A comunicação direta cérebro a cérebro também é eticamente preocupante. É um belo impulso utópico – a sensação de que, se pudéssemos ver completamente o que está dentro do outro, as disputas cessariam. No entanto, se for tecnicamente possível, a questão da privacidade torna-se ainda mais saliente. Da mesma forma que as empresas de mídia social devem lidar com a moderação de conteúdo, os dispositivos cerebrais precisariam filtrar a comunicação entre cérebros para pensamentos nocivos, odiosos ou violentos. Pode até haver padrões de atividade neural problemática que podem ser transmitidos entre pessoas como vírus de computador.
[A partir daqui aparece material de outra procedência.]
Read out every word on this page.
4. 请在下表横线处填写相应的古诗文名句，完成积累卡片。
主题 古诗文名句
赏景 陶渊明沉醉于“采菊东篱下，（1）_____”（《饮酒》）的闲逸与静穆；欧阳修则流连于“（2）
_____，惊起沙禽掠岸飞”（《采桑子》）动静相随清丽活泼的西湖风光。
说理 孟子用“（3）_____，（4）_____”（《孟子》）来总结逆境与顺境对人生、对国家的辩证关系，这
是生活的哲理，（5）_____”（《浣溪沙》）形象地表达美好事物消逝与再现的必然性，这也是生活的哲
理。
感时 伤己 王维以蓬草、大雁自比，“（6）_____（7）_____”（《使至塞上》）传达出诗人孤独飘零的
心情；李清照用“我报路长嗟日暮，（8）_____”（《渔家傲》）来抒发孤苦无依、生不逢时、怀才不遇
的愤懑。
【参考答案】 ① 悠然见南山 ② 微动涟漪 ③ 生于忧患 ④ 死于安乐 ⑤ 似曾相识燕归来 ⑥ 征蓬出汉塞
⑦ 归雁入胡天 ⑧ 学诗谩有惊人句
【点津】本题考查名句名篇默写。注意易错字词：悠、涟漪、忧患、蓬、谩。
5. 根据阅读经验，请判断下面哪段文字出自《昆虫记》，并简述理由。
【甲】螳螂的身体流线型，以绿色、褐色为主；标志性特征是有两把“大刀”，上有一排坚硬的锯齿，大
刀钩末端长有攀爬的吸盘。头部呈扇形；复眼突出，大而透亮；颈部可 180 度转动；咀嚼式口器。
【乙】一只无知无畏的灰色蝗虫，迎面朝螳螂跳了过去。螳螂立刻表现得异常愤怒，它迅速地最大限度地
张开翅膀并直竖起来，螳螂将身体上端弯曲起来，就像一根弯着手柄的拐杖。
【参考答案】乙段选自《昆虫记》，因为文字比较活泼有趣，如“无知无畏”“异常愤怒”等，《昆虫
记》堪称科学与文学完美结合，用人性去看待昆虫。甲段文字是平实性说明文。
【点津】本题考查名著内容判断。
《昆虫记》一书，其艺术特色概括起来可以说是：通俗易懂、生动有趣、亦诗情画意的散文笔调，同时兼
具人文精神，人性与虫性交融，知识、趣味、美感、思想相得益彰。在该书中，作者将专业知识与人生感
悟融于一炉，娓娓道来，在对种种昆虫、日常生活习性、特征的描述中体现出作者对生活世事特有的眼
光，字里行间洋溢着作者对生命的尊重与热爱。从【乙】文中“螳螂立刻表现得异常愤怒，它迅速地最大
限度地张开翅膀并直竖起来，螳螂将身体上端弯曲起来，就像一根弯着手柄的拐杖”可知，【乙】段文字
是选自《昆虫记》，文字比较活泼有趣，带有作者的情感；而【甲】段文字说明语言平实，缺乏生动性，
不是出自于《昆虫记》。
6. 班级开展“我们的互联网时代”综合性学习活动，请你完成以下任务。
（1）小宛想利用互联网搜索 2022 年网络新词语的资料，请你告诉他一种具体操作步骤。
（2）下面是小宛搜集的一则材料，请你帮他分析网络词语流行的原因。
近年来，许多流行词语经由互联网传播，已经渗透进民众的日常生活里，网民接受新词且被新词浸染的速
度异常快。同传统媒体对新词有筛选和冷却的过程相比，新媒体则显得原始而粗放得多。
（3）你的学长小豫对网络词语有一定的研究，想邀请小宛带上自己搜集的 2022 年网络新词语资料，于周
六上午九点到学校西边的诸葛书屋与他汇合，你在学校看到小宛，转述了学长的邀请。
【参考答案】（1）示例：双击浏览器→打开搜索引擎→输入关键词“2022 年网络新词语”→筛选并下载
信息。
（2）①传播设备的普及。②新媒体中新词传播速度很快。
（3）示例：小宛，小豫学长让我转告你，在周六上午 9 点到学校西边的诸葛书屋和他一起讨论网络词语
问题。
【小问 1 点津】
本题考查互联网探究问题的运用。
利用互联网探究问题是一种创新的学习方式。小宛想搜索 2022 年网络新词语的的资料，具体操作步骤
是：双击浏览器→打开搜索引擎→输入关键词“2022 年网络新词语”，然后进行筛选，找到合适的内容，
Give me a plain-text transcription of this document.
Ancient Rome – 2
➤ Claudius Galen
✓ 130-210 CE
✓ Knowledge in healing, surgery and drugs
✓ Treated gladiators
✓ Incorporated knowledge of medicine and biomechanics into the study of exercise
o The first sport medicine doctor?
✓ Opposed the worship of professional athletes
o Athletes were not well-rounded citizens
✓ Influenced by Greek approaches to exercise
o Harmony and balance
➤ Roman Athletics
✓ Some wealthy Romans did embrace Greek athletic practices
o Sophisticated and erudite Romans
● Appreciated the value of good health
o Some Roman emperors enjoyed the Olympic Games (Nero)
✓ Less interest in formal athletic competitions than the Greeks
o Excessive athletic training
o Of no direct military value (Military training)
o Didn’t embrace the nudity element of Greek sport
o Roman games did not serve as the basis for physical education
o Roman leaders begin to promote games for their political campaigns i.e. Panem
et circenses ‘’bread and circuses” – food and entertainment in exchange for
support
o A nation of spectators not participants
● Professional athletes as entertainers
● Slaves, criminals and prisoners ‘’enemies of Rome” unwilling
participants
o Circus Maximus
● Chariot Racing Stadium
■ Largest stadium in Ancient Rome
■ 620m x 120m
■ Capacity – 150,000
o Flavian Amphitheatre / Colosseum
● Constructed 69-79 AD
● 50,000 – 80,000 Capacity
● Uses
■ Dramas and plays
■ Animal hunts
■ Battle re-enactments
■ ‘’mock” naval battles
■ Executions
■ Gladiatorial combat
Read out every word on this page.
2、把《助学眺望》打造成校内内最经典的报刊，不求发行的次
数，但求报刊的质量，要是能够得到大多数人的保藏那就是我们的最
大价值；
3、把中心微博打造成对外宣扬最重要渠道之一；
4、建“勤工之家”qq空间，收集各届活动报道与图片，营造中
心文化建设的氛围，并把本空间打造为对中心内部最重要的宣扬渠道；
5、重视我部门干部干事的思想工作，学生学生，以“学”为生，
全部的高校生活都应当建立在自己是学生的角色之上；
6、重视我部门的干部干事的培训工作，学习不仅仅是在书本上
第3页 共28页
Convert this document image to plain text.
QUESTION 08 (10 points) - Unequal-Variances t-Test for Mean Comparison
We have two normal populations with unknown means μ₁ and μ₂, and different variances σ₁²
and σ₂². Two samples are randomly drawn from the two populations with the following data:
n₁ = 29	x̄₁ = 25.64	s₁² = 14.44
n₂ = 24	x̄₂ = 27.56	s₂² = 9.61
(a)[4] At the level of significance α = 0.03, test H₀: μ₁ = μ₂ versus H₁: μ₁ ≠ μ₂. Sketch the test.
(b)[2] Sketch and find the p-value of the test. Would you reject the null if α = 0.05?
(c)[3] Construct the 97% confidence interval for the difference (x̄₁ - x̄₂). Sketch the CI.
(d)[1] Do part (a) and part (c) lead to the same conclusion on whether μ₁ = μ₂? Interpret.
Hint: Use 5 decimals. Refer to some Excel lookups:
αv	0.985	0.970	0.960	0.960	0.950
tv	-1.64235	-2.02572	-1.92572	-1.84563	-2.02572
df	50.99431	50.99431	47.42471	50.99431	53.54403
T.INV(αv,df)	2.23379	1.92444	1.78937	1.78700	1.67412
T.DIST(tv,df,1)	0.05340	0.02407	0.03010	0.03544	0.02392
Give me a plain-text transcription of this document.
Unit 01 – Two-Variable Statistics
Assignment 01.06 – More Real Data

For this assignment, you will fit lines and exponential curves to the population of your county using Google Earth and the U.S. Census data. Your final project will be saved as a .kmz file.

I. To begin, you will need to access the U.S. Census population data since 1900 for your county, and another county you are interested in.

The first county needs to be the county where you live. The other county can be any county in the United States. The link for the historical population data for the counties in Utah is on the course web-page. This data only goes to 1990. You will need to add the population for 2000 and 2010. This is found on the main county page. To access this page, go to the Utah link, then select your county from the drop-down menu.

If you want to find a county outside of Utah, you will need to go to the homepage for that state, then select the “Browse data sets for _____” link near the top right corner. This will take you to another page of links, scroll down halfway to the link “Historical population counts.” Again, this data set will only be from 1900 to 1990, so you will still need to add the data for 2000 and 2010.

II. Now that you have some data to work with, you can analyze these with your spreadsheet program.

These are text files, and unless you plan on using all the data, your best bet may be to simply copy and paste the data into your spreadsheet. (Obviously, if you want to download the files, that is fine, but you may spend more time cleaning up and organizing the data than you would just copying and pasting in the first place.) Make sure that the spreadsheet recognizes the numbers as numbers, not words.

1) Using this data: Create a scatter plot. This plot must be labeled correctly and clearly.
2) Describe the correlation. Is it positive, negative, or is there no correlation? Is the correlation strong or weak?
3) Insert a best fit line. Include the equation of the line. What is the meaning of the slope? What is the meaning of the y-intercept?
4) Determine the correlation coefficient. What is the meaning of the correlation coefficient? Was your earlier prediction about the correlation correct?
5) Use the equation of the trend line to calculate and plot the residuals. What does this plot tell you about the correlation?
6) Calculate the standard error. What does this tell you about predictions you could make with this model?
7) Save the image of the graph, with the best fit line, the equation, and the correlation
As crises epilépticas, por exemplo, podem ser aprendidas pelo cérebro em um processo conhecido como “kindling”. Como incendiários incendiando uma cidade, os atores mal-intencionados podem tentar injetar essa atividade cerebral mal-adaptativa em uma tentativa de prejudicar outros usuários.
A história da tecnologia, a história da humanidade, é de agência implacavelmente estendida – exercendo controle sobre materiais, plantas, animais e talvez, um dia, mentes. A invenção dos computadores transmutou essa agência para um reino programável, em que uma mão pode controlar um mouse que é alternadamente um pincel digital, um cursor de texto ou a mira de um drone. Embora eu ainda esteja esperançoso sobre o que as interfaces cérebro-máquina poderão fazer por pessoas com função motora prejudicada, devemos reconhecer onde as boas intenções podem ofuscar uma potencial catástrofe ética. Temos que levar em conta as implicações de agência e privacidade no que diz respeito à IA hoje, antes de interagir com nossos corpos e mentes. Estão nos sendo prometidos novos caminhos de controle humano, quando é precisamente controle que estaríamos cedendo no que poderia ser a maior desprivatização do pensamento desde a invenção da linguagem.